Alphonse Quenum, une figure exemplaire pour l’Afrique

P. Alphonse QuenumLe père Alphonse Quenum, historien, théologien et recteur émérite de l’Université Catholique de l’Afrique de l’Ouest (UCAO), s’en est allé pour l’Eucharistie éternelle dimanche 15 juin dernier, en la solennité de la Trinité, à l’heure des Vêpres, dans sa 77ème année.

Nombreux sont ceux qui l’ont connu en France ou ailleurs, notamment à travers les médias africains et français (dont ses tribunes dans La Croix), mais surtout à travers ses conférences et sa bibliographie abondante sur l’histoire de la traite négrière, les rapports nord/sud, l’Eglise et ses défis dans le monde de ce temps, la politique africaine…

Intellectuel engagé, humaniste ouvert et chrétien épris de liberté et de vérité, le père Alphonse était de tous les combats pour la libération de l’Homme dans toutes ses dimensions. Cela lui coûtera dix années d’incarcération pendant la période révolutionnaire au Bénin ainsi que sa condamnation à mort par le gouvernement militaro-marxiste de M. Mathieu Kérékou, alors président de la République du Bénin. A la faveur de la grâce présidentielle, il sera libéré avec d’autres compagnons d’infortune le 1er Août 1984.

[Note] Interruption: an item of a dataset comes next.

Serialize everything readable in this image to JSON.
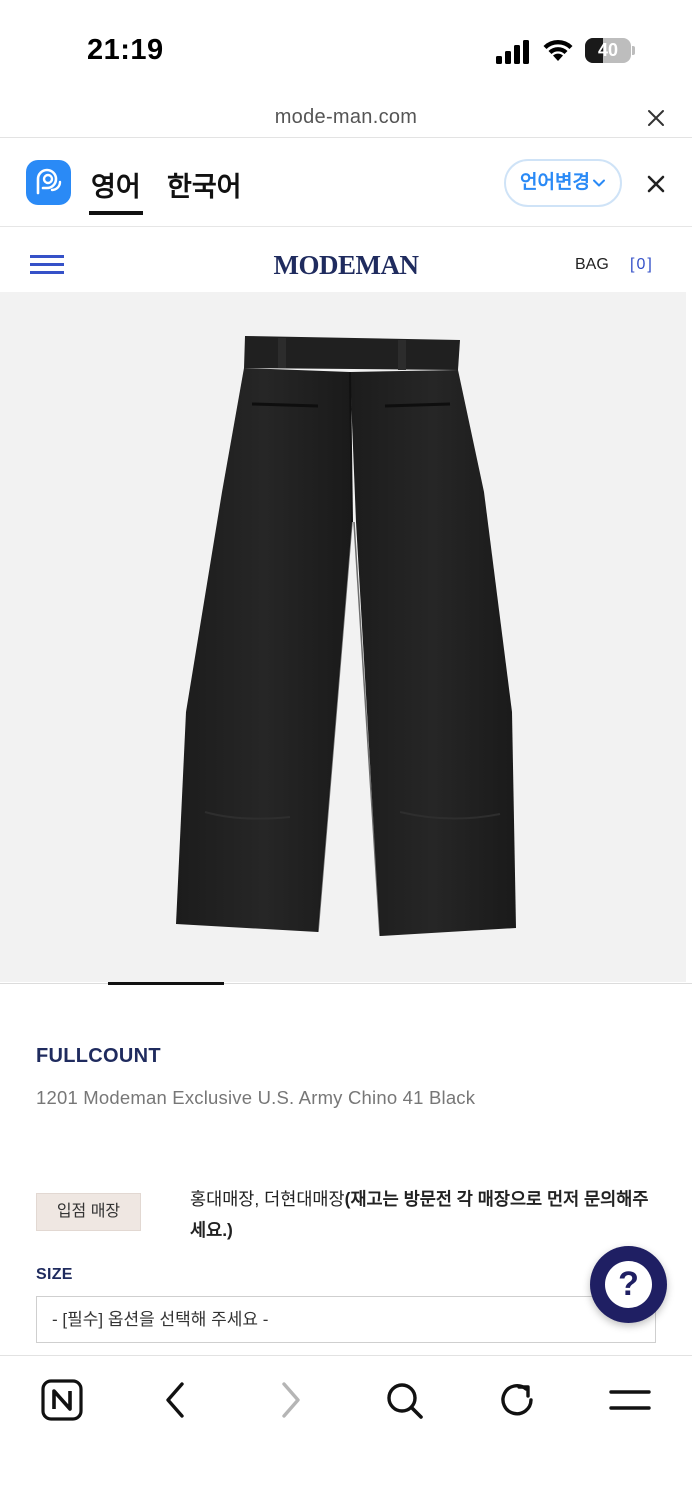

Le goulag de la révolution béninoise n’a pas eu raison des convictions et des rêves d’Alphonse pour l’Afrique et pour l’Eglise. Il se passionnera encore pour l’histoire de la traite transatlantique et dénoncera, dans sa thèse, l’énigme de l’option historique de l’Eglise pour les indiens contre les noirs. A cette période d’études en France, sanctionnée par un Doctorat à l’université de Strasbourg, succèderont deux décennies de mission d’enseignement et de recherche à l’UCAO, la plus importante université catholique de l’Afrique francophone, à Abidjan, en Côte d’Ivoire. On connait la pertinence et la profondeur de ses recherches en matière d’inculturation de la foi et d’évangélisation des cultures africaines. L’avenir et le développement de l’Afrique en dépendent. Nommé à la tête de l’UCAO, il mettra en oeuvre, non sans peine, son vieux rêve d’une politique panafricaine de l’enseignement supérieur. Sous son impulsion, l’UCAO est devenue non seulement un instrument efficace au service de l’intégration sous-régionale, mais aussi le fleuron d’une nouvelle élite panafricaine post-coloniale.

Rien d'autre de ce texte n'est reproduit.